Is there a full manual and the detailed specs? Should we RTFM it? For the laser. Controller is obviosly 3.3V. Or is is? Another manual?

Is it a signal level mismatch?

Jack,

I’m very certain they meant “20KHz”. With upper limit of 20Hz you will not be able to use it with any real controller.

But you see - your can take 3.3V logic, so is every laser I have. Eric’s laser I think need 5V minimum for control.

This stuff generally works… So I’m still thinking it’s not the laser…

If the 5V was required, it would never lase except for the 12V being on it and I doubt the PWM could power the laser in that state so I’m dubious it’s lasing with the wires crossed.

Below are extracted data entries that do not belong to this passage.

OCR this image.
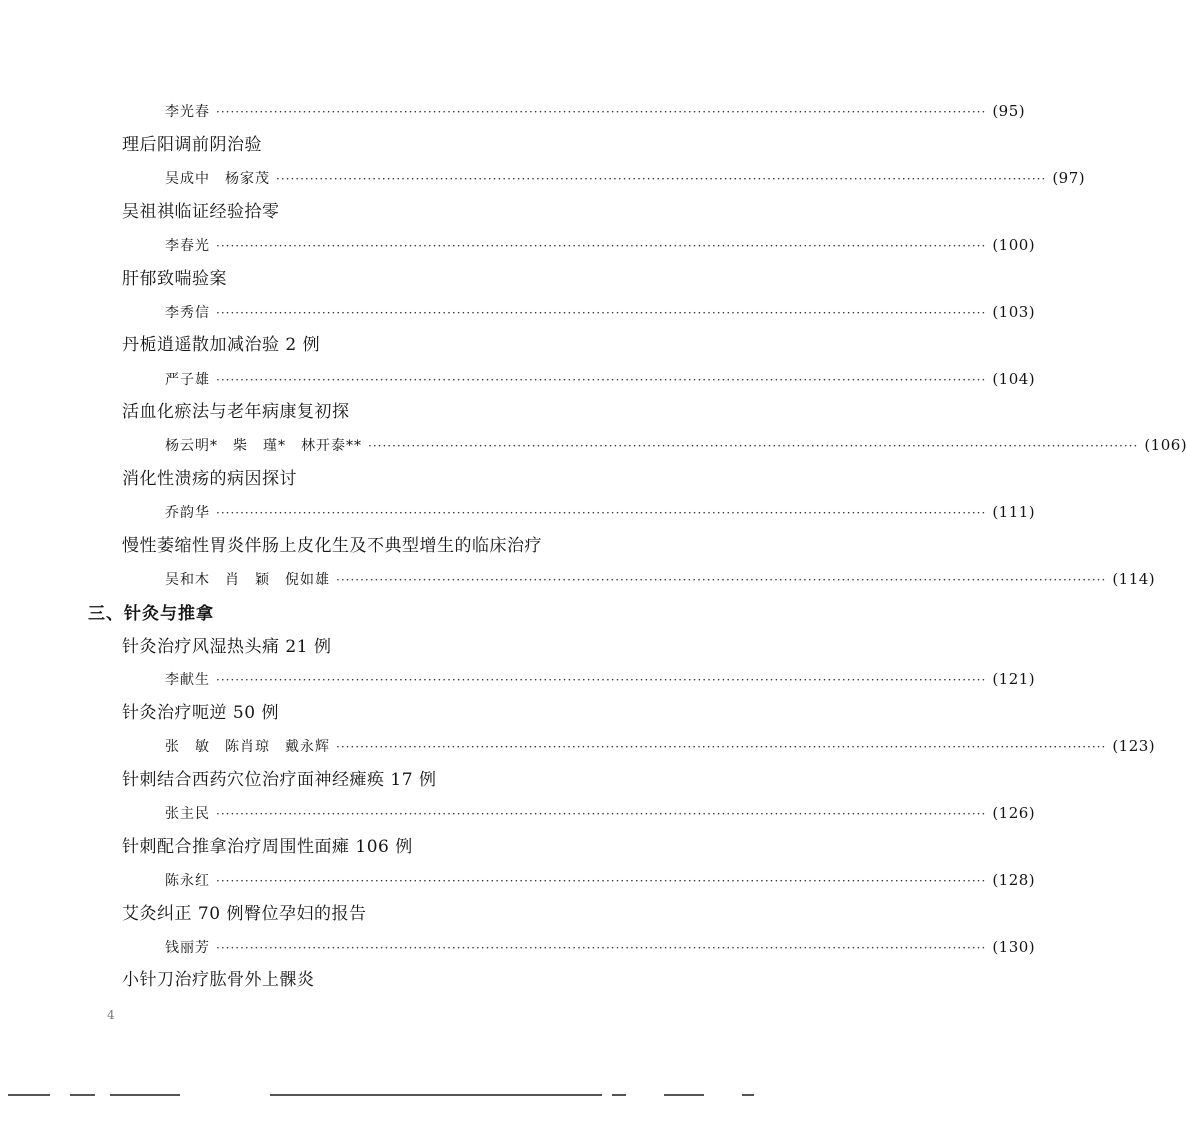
李光春 ································································································································································ (95)
理后阳调前阴治验
吴成中　杨家茂 ································································································································································ (97)
吴祖祺临证经验拾零
李春光 ································································································································································ (100)
肝郁致喘验案
李秀信 ································································································································································ (103)
丹栀逍遥散加减治验 2 例
严子雄 ································································································································································ (104)
活血化瘀法与老年病康复初探
杨云明*　柴　瑾*　林开泰** ································································································································································ (106)
消化性溃疡的病因探讨
乔韵华 ································································································································································ (111)
慢性萎缩性胃炎伴肠上皮化生及不典型增生的临床治疗
吴和木　肖　颖　倪如雄 ································································································································································ (114)
三、针灸与推拿
针灸治疗风湿热头痛 21 例
李献生 ································································································································································ (121)
针灸治疗呃逆 50 例
张　敏　陈肖琼　戴永辉 ································································································································································ (123)
针刺结合西药穴位治疗面神经瘫痪 17 例
张主民 ································································································································································ (126)
针刺配合推拿治疗周围性面瘫 106 例
陈永红 ································································································································································ (128)
艾灸纠正 70 例臀位孕妇的报告
钱丽芳 ································································································································································ (130)
小针刀治疗肱骨外上髁炎
4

Most of these specify around 3V, but I have no idea what the input circuit is for these…

Mine works off the 3.3V pwm voltage…

I specifically buy mosfets that switch at 2.75V just because of this…

:smile_cat:

But spec is a spec, and best of my comprehension it says need minimum 5V logic.
Can you interpret that spec differently?

It’s good you know when to ignore the specs… like for my 20Hz pwm frequency … you wrote that off quickly…

Maybe you’re right… that would be sad…

:smile_cat:

It just strikes me as very unusual number.

… more thought on 12V max on PWM input: That might be safe only when there is 12V power applied. Those kind of inputs usually clamped to the VCC. If there is no VCC then clamp diode can blow, making short to VCC, thus always ON.

This is assuming that Eric did at one point swapped the power and PWM. Though I’m not certain, but it does increase possibility that PWM input is blown.

Schematic for that laser driver board would help.